The name of the official to serve as “the Anomalous Health Incidents (AHI) Interagency Coordinator” hasn’t been disclosed. But the president’s memo, which was published on Tuesday, said that he occupied the position of “the Senior Director for Intelligence Programs for the National Security Council staff.”
Updated guidelines for US government employees deemed to be under threat from ‘Havana syndrome’, referred to as ‘Anomalous Health Incidents’ in the memo, must be prepared by February 25, Biden said, adding that it should be done in “close coordination” with the newly appointed official.
The alleged ‘Havana syndrome’ was first encountered among US diplomats in the Cuban capital six years ago.
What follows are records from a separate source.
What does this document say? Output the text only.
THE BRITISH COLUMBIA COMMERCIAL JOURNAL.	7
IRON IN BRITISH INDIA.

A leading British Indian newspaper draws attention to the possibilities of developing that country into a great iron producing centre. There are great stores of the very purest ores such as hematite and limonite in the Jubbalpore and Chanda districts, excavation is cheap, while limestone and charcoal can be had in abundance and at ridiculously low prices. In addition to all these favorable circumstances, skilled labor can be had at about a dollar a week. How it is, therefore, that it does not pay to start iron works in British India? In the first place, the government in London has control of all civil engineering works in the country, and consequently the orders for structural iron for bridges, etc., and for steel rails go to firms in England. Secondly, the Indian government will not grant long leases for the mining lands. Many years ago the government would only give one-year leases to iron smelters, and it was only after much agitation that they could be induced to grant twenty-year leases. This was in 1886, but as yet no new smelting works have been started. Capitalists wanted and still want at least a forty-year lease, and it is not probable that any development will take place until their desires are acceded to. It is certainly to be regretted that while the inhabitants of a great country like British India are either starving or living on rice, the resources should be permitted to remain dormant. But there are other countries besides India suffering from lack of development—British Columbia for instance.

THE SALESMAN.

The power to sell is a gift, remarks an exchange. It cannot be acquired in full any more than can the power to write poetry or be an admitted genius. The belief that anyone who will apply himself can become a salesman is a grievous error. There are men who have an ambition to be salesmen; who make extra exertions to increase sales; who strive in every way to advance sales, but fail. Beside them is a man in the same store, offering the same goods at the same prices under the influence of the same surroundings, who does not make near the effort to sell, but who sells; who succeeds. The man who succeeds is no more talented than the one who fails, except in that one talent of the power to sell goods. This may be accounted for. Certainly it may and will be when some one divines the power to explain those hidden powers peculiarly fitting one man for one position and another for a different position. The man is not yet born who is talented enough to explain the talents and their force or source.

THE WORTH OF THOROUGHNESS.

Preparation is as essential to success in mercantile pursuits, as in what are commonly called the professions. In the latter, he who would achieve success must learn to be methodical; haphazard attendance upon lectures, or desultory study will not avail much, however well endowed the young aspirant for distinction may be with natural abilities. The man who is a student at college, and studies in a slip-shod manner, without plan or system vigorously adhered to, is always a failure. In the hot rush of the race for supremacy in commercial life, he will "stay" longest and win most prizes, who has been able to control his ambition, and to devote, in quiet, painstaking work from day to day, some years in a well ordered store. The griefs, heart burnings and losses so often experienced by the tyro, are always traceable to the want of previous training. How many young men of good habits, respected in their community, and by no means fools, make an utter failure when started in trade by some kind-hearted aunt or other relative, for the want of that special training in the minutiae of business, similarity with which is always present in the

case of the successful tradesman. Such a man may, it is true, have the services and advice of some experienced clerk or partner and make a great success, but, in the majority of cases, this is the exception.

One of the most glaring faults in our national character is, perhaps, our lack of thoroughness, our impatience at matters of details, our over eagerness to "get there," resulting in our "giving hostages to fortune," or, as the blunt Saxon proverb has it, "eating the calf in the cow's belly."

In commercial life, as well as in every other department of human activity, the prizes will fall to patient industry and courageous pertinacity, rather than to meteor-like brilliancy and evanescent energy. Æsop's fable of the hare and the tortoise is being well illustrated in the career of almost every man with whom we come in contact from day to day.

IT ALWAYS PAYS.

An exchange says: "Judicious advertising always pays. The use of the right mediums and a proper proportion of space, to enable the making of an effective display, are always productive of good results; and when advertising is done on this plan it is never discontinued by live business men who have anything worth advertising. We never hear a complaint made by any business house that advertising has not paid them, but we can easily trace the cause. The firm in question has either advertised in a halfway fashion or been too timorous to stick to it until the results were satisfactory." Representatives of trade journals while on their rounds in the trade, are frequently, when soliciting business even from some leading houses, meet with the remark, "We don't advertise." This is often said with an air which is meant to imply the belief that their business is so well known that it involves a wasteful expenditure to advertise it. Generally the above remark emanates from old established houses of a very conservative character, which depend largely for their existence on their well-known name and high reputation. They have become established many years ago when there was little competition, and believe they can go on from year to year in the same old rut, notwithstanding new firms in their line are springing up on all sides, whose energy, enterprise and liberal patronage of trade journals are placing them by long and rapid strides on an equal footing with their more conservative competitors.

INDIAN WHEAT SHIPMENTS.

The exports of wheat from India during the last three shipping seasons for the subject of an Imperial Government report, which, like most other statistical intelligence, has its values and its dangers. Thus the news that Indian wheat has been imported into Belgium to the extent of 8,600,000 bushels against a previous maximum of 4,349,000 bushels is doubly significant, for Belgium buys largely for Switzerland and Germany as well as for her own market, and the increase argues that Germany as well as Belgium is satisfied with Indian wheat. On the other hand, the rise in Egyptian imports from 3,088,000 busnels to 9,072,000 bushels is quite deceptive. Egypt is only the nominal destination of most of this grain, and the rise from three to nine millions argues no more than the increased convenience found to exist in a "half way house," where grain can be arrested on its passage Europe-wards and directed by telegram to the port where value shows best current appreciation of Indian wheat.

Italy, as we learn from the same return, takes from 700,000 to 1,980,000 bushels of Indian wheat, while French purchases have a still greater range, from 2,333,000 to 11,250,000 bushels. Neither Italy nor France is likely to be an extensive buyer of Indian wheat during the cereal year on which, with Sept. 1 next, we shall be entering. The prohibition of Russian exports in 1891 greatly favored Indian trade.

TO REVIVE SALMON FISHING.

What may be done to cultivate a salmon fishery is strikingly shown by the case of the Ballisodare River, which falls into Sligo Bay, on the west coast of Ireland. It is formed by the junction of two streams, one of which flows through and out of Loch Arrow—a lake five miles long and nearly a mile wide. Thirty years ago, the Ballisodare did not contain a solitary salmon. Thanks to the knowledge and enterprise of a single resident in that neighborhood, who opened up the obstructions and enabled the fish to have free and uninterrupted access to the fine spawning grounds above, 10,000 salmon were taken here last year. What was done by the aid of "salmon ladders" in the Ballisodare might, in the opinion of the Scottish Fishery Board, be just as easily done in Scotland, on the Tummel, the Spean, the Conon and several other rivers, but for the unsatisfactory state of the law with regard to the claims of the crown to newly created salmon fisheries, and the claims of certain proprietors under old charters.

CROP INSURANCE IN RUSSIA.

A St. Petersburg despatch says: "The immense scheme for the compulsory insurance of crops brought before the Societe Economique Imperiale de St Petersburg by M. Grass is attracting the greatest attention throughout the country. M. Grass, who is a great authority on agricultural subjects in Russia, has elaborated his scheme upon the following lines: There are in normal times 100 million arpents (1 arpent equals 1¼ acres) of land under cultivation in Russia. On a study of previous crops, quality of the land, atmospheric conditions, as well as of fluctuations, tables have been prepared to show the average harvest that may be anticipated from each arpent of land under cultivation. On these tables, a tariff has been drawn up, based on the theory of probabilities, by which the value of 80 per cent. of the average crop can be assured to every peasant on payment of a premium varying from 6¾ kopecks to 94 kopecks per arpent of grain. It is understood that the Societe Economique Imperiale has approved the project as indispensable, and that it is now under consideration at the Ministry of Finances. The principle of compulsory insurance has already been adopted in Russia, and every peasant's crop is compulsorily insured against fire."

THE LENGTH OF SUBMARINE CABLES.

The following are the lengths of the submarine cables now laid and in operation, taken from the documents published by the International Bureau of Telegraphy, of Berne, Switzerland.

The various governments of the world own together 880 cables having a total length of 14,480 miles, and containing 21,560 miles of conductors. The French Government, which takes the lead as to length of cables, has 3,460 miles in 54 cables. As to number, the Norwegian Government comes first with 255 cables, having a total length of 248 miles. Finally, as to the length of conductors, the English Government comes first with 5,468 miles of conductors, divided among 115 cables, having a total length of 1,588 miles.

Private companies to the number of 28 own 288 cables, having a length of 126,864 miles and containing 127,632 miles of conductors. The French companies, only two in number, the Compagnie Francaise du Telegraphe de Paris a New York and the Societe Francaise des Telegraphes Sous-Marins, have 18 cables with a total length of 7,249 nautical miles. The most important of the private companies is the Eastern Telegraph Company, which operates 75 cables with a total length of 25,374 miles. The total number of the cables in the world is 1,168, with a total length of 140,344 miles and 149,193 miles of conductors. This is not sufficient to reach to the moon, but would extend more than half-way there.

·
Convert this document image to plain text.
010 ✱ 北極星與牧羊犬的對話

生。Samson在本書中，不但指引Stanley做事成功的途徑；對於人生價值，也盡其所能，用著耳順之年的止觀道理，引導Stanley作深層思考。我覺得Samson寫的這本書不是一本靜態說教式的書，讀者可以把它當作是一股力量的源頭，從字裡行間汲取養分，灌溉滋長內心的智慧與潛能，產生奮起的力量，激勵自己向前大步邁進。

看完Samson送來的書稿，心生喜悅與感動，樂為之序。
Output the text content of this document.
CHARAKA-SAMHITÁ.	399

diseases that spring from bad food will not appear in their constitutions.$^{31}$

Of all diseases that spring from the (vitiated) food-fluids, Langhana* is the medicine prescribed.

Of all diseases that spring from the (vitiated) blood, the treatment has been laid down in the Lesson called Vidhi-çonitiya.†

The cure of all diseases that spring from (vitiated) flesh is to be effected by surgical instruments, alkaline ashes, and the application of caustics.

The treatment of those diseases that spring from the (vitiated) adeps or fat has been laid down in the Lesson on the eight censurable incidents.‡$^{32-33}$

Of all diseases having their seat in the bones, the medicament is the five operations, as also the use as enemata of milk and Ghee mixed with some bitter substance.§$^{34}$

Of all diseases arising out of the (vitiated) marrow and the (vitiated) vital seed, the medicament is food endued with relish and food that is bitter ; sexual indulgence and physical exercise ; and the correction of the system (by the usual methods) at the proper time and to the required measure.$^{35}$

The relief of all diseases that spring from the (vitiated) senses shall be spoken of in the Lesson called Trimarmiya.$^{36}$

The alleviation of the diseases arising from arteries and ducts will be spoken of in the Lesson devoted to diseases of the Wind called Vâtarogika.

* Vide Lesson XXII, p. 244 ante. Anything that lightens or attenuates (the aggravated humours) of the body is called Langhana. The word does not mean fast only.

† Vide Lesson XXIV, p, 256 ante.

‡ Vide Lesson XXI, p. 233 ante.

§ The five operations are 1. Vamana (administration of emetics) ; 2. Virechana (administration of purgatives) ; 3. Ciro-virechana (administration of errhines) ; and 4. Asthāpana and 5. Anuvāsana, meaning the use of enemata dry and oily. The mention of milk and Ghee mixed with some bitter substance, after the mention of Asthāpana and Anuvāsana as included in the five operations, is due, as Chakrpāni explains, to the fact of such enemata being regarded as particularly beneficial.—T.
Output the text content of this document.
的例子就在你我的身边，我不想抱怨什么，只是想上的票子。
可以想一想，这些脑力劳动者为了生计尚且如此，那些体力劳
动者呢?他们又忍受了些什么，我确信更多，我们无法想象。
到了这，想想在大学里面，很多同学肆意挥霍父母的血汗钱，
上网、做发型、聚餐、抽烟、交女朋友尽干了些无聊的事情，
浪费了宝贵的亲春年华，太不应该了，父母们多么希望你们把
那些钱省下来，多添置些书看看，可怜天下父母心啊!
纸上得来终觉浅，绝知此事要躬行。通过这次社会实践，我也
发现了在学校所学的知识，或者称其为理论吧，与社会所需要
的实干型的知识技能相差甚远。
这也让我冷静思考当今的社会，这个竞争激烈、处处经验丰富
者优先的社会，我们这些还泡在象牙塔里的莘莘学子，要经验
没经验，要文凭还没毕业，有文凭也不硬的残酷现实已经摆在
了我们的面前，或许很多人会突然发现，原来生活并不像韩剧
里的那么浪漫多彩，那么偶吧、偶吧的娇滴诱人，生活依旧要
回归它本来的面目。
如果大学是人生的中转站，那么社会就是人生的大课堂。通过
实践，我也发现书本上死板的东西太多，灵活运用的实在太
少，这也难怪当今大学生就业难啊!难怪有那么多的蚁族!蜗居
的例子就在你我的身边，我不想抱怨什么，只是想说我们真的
Since then, the so-far unexplained sickness – characterized by migraines, nausea, memory lapses and dizziness, among other things – has affected more than 1,000 American officials and family members in several countries, including Russia, China, Germany, and Australia, as well as inside the US.
The US agencies investigating the phenomenon have so far been unable to say with certainty if it is a result of deliberate attacks with the use of some untraceable microwave weapons, a byproduct of surveillance technology, or just a hoax.
According to the media, the CIA said in an internal report last month that it couldn’t trace most of the reported cases of the ‘Havana Syndrome’ to malign activity by foreign foes. Ill will couldn’t be ruled out in around two dozen incidents, but there was no way to prove it, the agency added.
An advocacy group representing those affected by the disease has slammed the CIA’s findings, arguing that they lacked interagency coordination and ended up being “an undermining of the intent of Congress and the president to stand with us and reach a government-wide consensus as to what is behind this.”
The Cuban scientists who also investigated the 2016 events in Havana ruled last summer that there was “no scientific evidence of attacks” against the US diplomats. The “non-science-based” explanations of these incidents disseminated by the media only confuse the American public and “harm US officials, who believe them,” they insisted.